The International Criminal Court (ICC) by taking up our case and the recent naming of the six key suspects for the PEV by the Chief Prosecutor , Luis Moreno-Ocampo, in my opinion, is the perfect catharsis that our country has been waiting for and it's now high time we took cue by revamping our judicial process so as to nab all the other villains and punish them accordingly so as to give justice to the victims. The revelation of the Ocampo six and possible prosecution was like opening up the Pandora's box for us so as to confront our dark past of corruption, injustice, bribery, skulduggery, innuendo, nepotism, violence, etc. which we ignored with the hope that it will just go away. What we have done for the last 47 years in this country was like covering a cancerous wound with gauze and skin grafts and hoping that it will heal without killing the underlying cancerous cells. This has to stop and now that the ICC has taken the lead, we should reciprocate by revitalizing our judicial process so as to accord the low and the mighty justice in equal measure.

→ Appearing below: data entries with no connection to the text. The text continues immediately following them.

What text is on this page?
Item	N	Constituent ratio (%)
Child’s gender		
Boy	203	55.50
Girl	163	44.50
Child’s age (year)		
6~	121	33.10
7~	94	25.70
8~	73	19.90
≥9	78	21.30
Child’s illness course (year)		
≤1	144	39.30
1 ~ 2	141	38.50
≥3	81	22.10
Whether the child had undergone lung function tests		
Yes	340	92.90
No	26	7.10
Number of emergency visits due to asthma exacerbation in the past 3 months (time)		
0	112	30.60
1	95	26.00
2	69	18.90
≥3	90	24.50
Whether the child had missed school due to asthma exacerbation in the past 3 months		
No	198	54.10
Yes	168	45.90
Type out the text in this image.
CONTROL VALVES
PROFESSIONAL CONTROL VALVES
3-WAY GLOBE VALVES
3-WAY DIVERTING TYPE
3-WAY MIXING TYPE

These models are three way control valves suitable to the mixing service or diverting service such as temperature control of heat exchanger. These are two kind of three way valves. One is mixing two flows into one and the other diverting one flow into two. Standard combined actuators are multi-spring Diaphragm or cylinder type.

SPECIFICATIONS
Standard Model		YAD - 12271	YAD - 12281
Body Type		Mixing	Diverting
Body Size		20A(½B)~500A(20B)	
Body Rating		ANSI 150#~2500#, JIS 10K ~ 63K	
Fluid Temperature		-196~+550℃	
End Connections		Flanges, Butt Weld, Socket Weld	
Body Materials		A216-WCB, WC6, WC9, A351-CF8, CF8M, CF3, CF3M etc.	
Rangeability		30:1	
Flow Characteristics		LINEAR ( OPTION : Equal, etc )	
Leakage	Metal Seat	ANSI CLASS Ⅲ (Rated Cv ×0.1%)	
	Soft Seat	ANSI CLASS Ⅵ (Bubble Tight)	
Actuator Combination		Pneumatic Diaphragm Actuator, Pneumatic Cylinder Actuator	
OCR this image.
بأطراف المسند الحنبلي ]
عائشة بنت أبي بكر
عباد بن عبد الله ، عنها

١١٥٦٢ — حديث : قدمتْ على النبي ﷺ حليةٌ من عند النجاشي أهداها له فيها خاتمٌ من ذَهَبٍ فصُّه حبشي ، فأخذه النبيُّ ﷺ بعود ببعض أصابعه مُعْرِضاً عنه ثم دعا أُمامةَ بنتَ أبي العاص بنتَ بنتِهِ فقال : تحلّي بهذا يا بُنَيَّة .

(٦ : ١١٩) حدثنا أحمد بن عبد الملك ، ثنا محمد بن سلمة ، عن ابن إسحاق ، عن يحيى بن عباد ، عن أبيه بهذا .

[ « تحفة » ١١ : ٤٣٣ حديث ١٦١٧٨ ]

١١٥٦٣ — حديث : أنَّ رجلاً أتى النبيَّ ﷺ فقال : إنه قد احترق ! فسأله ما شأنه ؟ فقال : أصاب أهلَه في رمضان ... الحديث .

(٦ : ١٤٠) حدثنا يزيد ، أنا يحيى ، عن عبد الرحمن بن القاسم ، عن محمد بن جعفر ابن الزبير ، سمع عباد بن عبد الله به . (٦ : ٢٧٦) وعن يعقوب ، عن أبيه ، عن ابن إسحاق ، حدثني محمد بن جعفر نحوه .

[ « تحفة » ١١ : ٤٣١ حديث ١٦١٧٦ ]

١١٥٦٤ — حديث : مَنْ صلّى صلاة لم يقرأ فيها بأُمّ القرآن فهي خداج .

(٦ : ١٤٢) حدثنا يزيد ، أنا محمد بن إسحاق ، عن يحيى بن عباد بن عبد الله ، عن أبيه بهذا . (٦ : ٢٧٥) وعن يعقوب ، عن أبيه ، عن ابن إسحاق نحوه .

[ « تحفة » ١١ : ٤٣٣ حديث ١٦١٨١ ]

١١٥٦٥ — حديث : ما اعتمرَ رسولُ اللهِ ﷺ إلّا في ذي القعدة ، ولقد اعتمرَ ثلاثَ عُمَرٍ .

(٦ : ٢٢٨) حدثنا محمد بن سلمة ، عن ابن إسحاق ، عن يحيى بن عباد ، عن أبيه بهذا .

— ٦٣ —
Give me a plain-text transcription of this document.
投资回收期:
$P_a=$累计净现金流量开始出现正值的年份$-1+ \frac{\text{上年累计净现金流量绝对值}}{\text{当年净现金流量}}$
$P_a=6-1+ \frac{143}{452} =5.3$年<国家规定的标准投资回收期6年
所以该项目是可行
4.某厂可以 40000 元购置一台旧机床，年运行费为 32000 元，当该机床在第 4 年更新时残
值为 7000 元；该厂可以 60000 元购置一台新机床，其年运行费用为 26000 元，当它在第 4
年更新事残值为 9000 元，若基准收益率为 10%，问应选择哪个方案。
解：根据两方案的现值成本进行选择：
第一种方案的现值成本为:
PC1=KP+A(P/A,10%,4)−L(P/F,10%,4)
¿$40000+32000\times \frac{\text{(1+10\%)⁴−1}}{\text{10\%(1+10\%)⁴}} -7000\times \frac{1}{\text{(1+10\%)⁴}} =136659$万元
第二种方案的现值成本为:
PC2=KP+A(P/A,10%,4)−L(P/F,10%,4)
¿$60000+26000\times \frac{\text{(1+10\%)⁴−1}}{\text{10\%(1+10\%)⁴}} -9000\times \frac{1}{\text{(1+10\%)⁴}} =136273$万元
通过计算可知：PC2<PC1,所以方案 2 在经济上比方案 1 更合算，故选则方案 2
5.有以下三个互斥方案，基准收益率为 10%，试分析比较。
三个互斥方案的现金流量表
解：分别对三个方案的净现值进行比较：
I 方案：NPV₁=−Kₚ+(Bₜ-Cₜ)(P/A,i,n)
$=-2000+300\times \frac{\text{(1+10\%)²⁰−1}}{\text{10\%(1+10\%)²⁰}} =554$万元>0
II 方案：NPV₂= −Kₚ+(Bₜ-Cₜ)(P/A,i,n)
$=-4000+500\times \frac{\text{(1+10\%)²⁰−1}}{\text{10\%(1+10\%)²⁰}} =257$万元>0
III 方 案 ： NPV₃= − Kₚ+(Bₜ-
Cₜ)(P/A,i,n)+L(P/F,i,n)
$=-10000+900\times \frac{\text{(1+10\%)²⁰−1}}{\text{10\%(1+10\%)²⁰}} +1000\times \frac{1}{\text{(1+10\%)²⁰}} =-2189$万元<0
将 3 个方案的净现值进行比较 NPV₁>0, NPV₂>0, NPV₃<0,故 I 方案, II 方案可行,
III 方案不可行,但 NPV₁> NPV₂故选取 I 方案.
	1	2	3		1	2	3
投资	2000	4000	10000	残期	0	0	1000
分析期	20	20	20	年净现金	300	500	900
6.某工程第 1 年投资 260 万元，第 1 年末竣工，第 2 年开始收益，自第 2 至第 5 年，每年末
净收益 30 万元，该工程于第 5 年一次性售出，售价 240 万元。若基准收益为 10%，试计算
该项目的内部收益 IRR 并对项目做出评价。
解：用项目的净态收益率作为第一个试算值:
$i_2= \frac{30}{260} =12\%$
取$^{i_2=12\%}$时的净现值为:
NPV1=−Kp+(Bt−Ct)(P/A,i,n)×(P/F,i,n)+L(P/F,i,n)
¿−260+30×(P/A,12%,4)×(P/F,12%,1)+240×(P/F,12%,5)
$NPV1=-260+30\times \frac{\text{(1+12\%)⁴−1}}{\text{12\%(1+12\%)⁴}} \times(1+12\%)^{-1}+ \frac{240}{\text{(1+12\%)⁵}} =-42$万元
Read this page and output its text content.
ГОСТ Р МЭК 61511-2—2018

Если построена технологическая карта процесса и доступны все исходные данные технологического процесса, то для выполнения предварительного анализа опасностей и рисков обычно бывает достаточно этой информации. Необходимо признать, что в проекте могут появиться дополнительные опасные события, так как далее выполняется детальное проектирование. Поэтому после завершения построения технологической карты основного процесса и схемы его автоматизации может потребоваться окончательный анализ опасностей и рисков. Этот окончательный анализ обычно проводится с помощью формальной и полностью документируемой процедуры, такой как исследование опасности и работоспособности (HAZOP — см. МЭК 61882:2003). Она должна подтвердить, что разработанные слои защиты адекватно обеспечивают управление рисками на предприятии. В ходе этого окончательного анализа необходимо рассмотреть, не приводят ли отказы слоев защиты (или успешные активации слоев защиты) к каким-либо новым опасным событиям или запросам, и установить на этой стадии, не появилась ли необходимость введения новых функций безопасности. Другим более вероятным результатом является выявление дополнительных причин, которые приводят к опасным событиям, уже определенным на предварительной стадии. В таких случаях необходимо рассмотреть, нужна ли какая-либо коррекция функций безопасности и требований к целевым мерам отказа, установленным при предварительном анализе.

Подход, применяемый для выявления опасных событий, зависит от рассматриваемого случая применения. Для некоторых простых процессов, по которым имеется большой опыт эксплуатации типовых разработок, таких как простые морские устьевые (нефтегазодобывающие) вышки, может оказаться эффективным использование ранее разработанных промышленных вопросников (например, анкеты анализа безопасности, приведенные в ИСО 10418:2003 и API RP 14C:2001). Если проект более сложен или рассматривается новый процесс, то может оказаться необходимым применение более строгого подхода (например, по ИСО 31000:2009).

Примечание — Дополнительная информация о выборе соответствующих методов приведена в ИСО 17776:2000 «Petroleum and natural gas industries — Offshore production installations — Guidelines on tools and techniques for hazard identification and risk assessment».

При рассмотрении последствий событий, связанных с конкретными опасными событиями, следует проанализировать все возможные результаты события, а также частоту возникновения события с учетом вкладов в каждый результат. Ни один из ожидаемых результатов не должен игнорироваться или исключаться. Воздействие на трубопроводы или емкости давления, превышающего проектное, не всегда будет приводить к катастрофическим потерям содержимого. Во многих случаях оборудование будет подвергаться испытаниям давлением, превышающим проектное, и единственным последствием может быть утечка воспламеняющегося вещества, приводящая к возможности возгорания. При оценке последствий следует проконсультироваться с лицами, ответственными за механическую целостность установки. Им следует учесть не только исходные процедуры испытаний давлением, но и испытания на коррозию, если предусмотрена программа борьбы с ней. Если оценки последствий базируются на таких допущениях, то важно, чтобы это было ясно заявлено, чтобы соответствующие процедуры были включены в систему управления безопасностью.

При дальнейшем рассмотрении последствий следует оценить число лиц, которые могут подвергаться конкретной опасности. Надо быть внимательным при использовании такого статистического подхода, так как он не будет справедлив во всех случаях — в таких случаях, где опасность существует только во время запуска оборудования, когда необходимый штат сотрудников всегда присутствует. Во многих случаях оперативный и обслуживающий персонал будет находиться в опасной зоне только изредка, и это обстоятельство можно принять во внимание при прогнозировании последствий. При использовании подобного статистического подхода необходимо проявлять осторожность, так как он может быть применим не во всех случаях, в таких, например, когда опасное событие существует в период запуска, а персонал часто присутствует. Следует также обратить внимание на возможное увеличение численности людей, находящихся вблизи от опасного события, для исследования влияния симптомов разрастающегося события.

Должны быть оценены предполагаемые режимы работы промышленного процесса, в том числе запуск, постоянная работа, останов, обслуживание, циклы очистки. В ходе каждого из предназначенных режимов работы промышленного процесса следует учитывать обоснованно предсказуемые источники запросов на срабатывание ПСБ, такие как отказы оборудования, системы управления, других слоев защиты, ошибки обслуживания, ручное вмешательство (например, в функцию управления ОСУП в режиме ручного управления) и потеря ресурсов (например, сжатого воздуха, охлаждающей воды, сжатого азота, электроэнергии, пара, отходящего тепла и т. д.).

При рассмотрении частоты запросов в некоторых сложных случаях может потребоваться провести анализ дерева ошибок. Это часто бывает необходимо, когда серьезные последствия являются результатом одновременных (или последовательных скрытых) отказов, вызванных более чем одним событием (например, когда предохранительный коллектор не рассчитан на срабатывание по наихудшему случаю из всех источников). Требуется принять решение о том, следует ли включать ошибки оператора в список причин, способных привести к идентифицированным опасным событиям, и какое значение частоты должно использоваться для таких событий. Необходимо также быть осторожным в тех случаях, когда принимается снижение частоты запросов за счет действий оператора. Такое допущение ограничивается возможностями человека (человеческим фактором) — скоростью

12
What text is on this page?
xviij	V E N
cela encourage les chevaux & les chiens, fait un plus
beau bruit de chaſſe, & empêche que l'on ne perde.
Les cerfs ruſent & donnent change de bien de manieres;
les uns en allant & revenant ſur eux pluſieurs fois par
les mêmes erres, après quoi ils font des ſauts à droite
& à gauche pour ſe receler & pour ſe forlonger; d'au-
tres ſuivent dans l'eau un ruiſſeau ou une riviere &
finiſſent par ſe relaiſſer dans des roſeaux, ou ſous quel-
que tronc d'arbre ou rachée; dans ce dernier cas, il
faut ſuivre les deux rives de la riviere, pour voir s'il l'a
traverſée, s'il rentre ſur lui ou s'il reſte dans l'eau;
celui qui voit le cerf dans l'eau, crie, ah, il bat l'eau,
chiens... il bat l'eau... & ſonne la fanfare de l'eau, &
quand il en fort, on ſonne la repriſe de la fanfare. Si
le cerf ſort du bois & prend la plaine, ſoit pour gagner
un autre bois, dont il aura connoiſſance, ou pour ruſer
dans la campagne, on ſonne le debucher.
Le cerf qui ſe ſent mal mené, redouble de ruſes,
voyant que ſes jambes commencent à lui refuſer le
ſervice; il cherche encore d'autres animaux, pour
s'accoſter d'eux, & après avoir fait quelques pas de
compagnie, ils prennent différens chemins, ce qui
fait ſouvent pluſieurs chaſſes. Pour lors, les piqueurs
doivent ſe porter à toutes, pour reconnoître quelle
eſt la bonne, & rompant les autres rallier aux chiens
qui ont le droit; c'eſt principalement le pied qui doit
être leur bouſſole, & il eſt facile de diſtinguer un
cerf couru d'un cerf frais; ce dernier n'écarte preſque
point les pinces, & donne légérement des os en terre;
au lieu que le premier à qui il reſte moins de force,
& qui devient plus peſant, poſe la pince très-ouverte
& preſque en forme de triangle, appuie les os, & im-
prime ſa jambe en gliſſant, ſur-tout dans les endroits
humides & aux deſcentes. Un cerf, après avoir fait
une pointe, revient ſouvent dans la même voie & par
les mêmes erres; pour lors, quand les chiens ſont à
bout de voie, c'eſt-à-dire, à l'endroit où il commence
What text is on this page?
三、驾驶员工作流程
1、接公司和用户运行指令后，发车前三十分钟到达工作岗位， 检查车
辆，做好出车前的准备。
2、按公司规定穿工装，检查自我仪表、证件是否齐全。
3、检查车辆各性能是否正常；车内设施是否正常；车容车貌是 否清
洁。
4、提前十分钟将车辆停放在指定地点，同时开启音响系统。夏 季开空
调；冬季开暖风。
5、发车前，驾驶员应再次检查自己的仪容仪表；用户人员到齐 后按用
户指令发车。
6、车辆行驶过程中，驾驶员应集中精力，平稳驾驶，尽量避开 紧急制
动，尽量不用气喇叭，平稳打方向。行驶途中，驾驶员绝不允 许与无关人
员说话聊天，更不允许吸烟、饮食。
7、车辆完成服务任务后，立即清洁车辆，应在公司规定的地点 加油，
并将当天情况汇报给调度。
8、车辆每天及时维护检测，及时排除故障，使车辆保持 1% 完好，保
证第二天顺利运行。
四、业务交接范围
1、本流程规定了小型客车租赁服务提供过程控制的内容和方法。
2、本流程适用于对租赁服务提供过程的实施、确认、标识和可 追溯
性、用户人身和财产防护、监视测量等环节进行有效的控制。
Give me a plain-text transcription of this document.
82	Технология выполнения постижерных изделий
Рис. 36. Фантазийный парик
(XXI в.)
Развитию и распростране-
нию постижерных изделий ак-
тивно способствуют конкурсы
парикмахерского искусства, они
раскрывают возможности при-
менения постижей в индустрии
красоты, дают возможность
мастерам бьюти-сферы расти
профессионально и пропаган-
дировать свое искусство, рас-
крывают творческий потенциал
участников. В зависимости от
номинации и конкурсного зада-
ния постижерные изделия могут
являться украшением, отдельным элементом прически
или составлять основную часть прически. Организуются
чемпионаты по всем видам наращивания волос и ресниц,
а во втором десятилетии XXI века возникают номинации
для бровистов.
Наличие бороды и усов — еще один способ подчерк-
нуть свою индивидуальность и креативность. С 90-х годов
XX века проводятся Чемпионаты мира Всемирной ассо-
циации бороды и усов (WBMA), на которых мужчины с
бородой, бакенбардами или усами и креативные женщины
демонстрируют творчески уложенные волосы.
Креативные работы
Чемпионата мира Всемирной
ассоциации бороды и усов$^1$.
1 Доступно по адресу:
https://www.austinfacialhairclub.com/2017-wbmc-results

The Justice Waki Commission report and that of the Kenya  National Human Rights Commission was the basis of the ICC investigation and Justice Philip Waki will go down in the annals of history of this country as one resolute and courageous person who against all odds authored the secrete envelope that has the name of the ten most culpable suspects who need further investigation to determine their role.  Those like the National Christian Council of Churches (NCCK) who are calling for the public release of the Waki secrete envelope are not sincere at all because that in itself will not end impunity. What they should do so as not to distract Kenyans from the quest for justice that they have waited for in the last 47 years is to help us press for a renewed judicial system that will ensure even the high and the mighty don't obstruct the process of justice like hitherto so as to put a stop to impunity. The ICC has for now vindicated itself by the actions it has taken so far and to ask for more without any corresponding action on our part is like looking the gift horse in the mouth, as it were. Let's reciprocate by revitalising our judicial process so that justice is delivered promptly and efficiently to all regardless of their station in life.